The managed operator of 816 pubs also said bar sales increased by 10.7%, food by 8.2%, gaming machines by 10.0%, hotel room sales increased by 6.2% and total sales have grown by 8.1% in the 14 weeks to 5 November 2023 (Q1 plus one week).
JDW said lfl sales for pubs and restaurants in September had risen by 5.9% according to the Coffer CGA Business Tracker while JDW’s lfls had risen 9.4% during the month and the company has outperformed the tracker for 13 consecutive months.
Interest rate swaps
On financing, JDW said on 22 August 2023, the company disposed of all interest rate swaps in place, receiving £14.8m.
At the same time, the company fixed interest rates in respect of £200m of borrowings from 23 August 2023 to 6 February 2025 at a rate of 5.665% while on 25 September 2023, the company fixed interest rates in respect of £400m of borrowings from 6 February 2025 to 6 February 2028 at a rate of 4.225%.
Interest costs for FY24, excluding IFRS 16 notional interest, are expected to be approximately the same as they were in FY23 (£51m), following the transactions above.
It reported opening one pub at London’s Heathrow airport during the period and had sold four pubs with six leasehold sites had been surrendered to the landlord.
JDW chairman Tim Martin said: “Sales in the first 14 weeks of the financial year have continued the pattern of gradual improvement, which has followed the ending of lockdowns and restrictions.
“Inflationary pressures have eased but energy costs, in particular, remain at far higher levels than pre-pandemic, putting pressure on suppliers and the wider economy.

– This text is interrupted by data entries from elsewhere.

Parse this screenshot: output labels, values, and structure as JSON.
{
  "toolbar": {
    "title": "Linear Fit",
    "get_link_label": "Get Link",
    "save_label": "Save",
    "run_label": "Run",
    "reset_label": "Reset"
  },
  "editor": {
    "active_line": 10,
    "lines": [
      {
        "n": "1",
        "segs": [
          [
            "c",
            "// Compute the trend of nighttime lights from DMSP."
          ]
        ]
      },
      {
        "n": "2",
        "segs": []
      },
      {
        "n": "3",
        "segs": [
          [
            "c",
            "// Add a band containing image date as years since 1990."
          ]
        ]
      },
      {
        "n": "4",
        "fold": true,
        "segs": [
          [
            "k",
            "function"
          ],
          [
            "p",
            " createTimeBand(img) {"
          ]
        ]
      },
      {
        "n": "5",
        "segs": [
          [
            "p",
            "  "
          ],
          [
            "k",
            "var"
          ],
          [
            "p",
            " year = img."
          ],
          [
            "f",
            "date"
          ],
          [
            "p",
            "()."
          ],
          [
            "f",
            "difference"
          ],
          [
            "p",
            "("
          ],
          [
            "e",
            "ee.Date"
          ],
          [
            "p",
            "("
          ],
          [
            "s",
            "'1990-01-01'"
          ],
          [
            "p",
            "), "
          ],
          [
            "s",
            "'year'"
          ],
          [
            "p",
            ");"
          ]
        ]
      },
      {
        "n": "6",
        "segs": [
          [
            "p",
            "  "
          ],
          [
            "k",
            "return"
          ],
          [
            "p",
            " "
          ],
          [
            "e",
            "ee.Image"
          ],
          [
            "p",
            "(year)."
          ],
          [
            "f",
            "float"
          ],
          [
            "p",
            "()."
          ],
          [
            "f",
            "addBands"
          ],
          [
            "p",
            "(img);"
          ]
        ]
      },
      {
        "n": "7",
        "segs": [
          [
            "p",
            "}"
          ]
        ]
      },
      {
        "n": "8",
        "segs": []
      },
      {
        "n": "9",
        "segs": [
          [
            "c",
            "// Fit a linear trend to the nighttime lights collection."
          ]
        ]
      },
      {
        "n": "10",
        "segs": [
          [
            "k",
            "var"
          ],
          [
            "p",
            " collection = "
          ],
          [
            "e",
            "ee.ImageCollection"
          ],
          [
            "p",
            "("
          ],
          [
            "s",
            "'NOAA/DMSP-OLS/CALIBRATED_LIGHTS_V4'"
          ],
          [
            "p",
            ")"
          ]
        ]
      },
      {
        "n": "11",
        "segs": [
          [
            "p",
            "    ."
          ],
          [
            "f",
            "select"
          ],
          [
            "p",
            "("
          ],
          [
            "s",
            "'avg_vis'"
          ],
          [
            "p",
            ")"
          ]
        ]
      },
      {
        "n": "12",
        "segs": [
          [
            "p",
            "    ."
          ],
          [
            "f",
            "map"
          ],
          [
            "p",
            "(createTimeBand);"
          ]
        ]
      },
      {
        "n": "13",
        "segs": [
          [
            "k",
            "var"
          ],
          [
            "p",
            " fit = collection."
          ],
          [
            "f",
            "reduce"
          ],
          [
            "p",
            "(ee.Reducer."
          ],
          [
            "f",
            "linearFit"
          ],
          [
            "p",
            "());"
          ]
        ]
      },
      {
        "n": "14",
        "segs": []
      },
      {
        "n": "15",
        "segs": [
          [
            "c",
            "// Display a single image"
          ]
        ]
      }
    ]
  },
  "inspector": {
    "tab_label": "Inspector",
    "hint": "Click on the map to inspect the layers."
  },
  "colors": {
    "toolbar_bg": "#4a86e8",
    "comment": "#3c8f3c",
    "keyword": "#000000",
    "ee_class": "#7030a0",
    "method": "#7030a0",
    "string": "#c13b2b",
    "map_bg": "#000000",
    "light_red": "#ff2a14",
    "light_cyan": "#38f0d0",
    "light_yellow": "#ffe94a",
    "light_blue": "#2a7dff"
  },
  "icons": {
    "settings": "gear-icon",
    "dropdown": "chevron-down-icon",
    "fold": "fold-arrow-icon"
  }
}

“The company is increasing investment in existing pubs in the current financial year to approximately £70m (FY23: £46.9m). Areas of investment include new staff rooms, changing rooms, glass racks above bars (to cater for increased usage of brewers’ “branded” glasses) and air conditioning.
“The company currently expects an outcome for the financial year in line with market expectations, and will provide further updates as the year progresses.”